Patient/Family Teaching

  • Instruct patient to take pexidartinib with a low-fat meal, as directed. If a dose is missed or patient vomits after dose, omit dose and take next dose at scheduled time. Advise patient to read  Medication Guide  before starting therapy and with each Rx refill in case of changes.
  •  REMS: Inform patient of the  Turalio  REMS program and requirements.
  • Caution patient to avoid grapefruit juice during therapy.
  • Advise patient to take pexidartinib 2 hr before or 2 hr after antacids and at least 2 hr before or 10 hr after H2 antagonists.
  • Advise patient to notify health care professional immediately if signs and symptoms of liver toxicity occur.
  • Inform patient that pexidartinib may cause a change in hair color and a loss of taste or changes in the way things taste.
  • Instruct patient to notify health care professional of all Rx or OTC medications, vitamins, or herbal products being taken and to consult health care professional before taking other Rx, OTC, herbal products, especially St.

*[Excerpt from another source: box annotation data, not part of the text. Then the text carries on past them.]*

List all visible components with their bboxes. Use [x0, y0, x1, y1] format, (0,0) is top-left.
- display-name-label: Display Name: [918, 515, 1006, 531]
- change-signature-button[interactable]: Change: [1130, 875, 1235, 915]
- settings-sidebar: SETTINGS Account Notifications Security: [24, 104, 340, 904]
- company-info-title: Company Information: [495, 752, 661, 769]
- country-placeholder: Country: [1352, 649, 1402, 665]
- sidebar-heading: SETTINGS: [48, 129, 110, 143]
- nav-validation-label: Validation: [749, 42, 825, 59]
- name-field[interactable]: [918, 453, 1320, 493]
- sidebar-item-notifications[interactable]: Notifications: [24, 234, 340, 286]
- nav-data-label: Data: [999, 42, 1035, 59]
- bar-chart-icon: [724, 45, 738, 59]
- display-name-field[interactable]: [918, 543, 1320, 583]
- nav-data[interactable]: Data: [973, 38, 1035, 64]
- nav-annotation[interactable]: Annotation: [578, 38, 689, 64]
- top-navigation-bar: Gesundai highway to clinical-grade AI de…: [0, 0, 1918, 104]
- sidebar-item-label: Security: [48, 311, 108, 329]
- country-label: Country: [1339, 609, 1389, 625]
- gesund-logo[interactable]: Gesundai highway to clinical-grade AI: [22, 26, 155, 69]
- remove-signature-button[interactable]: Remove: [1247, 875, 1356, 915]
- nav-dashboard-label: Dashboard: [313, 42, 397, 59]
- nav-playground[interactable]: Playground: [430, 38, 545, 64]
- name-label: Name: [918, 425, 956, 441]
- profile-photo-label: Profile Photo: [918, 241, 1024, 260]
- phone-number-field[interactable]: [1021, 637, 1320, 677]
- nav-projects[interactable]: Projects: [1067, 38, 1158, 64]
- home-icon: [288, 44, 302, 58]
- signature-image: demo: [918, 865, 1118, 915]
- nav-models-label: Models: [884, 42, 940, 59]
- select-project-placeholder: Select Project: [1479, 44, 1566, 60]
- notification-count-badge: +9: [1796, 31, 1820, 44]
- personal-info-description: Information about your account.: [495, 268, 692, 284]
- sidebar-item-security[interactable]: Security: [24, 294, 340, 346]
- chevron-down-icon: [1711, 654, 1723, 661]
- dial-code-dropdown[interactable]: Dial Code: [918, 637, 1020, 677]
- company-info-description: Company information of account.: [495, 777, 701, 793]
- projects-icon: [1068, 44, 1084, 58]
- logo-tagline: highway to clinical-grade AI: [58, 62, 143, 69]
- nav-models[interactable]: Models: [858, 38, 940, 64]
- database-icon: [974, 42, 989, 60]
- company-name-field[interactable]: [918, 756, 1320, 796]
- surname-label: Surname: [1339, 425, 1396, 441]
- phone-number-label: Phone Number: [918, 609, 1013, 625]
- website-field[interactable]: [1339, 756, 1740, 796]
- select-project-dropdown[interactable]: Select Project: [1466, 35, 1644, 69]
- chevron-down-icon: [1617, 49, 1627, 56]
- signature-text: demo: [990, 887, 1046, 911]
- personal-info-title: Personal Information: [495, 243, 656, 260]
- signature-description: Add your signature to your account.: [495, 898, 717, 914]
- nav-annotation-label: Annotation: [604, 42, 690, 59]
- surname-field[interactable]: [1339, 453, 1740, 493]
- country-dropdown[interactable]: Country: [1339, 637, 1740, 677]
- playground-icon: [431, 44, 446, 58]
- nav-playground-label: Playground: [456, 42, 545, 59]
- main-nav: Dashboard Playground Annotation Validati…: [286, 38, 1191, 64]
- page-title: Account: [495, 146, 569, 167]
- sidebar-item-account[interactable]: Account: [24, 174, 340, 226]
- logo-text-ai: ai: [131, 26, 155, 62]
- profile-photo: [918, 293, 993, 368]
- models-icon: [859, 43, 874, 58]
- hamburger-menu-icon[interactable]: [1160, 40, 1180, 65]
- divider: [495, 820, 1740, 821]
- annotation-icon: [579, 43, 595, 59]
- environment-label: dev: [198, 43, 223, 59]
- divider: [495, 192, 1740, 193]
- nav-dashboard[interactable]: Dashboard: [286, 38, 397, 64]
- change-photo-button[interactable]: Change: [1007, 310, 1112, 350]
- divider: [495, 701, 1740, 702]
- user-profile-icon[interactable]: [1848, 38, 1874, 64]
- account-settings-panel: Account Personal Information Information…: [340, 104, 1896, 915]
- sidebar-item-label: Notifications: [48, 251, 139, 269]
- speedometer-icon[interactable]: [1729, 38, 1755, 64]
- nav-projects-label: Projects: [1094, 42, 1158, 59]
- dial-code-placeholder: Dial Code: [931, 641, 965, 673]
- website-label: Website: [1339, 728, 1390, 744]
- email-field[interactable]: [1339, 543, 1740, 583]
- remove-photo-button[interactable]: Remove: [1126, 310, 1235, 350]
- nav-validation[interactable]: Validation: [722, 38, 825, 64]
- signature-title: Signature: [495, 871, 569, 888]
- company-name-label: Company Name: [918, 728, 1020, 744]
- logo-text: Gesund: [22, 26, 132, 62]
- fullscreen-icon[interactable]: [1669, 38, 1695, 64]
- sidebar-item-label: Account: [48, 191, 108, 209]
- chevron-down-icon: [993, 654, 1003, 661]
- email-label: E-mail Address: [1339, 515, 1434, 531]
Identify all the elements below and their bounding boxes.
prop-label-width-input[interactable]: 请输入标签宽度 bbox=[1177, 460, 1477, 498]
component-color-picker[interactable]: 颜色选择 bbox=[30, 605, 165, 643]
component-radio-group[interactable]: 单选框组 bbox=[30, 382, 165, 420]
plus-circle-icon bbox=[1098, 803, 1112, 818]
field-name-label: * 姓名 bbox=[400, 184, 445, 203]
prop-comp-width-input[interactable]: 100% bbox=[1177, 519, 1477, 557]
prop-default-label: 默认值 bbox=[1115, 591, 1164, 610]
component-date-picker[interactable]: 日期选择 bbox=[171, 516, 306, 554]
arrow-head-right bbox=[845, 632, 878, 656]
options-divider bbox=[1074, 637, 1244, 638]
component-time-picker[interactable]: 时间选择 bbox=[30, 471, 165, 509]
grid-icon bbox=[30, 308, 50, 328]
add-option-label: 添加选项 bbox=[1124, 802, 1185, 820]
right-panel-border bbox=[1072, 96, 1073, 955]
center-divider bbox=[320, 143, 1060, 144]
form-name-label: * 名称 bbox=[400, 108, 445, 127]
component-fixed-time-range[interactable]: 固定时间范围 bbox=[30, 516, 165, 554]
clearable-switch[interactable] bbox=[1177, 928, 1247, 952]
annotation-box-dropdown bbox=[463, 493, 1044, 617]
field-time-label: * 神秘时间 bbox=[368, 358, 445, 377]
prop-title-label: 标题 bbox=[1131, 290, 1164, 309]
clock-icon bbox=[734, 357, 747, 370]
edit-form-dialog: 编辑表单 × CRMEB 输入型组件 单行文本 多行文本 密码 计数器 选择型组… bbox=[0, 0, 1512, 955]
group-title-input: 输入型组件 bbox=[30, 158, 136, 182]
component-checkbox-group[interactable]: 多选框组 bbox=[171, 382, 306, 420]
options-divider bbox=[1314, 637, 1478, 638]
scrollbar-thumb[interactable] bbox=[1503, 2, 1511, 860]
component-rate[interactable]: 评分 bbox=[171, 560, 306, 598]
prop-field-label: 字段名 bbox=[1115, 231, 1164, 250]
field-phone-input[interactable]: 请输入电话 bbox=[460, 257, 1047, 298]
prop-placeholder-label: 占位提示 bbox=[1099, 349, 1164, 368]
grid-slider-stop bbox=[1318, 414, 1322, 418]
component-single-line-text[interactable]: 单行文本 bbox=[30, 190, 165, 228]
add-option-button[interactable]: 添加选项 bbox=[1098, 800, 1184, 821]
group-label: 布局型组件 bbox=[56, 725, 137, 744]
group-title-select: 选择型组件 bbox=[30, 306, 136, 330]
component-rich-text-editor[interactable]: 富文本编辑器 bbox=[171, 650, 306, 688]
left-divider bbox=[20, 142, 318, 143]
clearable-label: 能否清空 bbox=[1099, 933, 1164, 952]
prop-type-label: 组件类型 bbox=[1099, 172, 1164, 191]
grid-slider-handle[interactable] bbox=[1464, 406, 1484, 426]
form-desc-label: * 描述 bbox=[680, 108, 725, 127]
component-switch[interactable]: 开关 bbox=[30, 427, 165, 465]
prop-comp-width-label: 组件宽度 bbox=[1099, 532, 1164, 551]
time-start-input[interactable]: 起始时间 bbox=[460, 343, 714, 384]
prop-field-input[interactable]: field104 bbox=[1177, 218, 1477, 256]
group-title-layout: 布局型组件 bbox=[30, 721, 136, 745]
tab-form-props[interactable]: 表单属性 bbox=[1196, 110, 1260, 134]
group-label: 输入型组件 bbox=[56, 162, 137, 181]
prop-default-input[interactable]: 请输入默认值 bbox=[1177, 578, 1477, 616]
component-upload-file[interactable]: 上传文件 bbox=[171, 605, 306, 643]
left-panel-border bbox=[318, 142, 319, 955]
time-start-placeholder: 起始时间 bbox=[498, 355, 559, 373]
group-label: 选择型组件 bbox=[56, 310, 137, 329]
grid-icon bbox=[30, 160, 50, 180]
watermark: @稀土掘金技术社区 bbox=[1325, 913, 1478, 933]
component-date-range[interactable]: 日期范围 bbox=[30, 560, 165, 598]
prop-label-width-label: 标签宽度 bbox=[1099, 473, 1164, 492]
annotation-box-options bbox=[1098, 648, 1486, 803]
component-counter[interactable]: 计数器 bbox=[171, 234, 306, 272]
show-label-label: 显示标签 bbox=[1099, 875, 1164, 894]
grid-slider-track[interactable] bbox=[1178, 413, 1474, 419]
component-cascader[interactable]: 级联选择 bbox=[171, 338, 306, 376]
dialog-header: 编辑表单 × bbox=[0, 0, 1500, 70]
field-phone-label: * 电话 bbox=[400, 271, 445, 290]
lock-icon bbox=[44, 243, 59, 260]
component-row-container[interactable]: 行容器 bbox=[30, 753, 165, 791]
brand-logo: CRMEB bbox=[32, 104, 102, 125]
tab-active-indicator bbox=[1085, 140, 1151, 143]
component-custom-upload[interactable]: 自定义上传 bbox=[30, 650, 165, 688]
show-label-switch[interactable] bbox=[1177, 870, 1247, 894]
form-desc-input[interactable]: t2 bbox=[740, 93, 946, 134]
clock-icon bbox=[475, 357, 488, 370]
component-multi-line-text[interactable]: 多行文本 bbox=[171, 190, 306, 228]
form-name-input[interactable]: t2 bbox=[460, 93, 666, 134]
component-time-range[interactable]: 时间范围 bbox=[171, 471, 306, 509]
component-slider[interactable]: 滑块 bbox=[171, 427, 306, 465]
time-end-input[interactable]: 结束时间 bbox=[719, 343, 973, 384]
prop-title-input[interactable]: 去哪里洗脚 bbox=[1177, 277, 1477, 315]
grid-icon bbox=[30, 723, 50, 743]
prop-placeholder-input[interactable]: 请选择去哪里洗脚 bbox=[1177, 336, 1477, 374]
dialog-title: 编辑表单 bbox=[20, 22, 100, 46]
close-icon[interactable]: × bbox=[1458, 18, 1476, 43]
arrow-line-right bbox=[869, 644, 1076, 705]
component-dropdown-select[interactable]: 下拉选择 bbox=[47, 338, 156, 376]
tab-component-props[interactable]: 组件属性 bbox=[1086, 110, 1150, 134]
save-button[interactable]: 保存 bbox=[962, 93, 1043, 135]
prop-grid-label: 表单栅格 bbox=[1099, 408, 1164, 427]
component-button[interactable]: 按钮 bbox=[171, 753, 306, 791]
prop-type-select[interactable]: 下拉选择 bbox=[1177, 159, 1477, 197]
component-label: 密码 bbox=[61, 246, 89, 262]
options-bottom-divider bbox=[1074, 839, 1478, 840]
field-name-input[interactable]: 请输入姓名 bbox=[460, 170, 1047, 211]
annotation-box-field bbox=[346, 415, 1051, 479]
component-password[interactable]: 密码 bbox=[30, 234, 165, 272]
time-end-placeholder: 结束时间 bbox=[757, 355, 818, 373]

John's wort.
  • Rep:  May cause fetal harm. Advise females of reproductive potential to use effective nonhormonal contraception during and for 1 mo after last dose and to avoid breastfeeding during and for 1 wk after last dose. Advise males with female partners of reproductive potential to use effective nonhormonal contraception during and for 1 wk after last dose of pexidartinib. May impair male and female fertility.
  • Emphasize the need for regular lab tests to monitor for side effects.

Evaluation/Desired Outcomes

Reduction in tumor size and improvement in joint movement.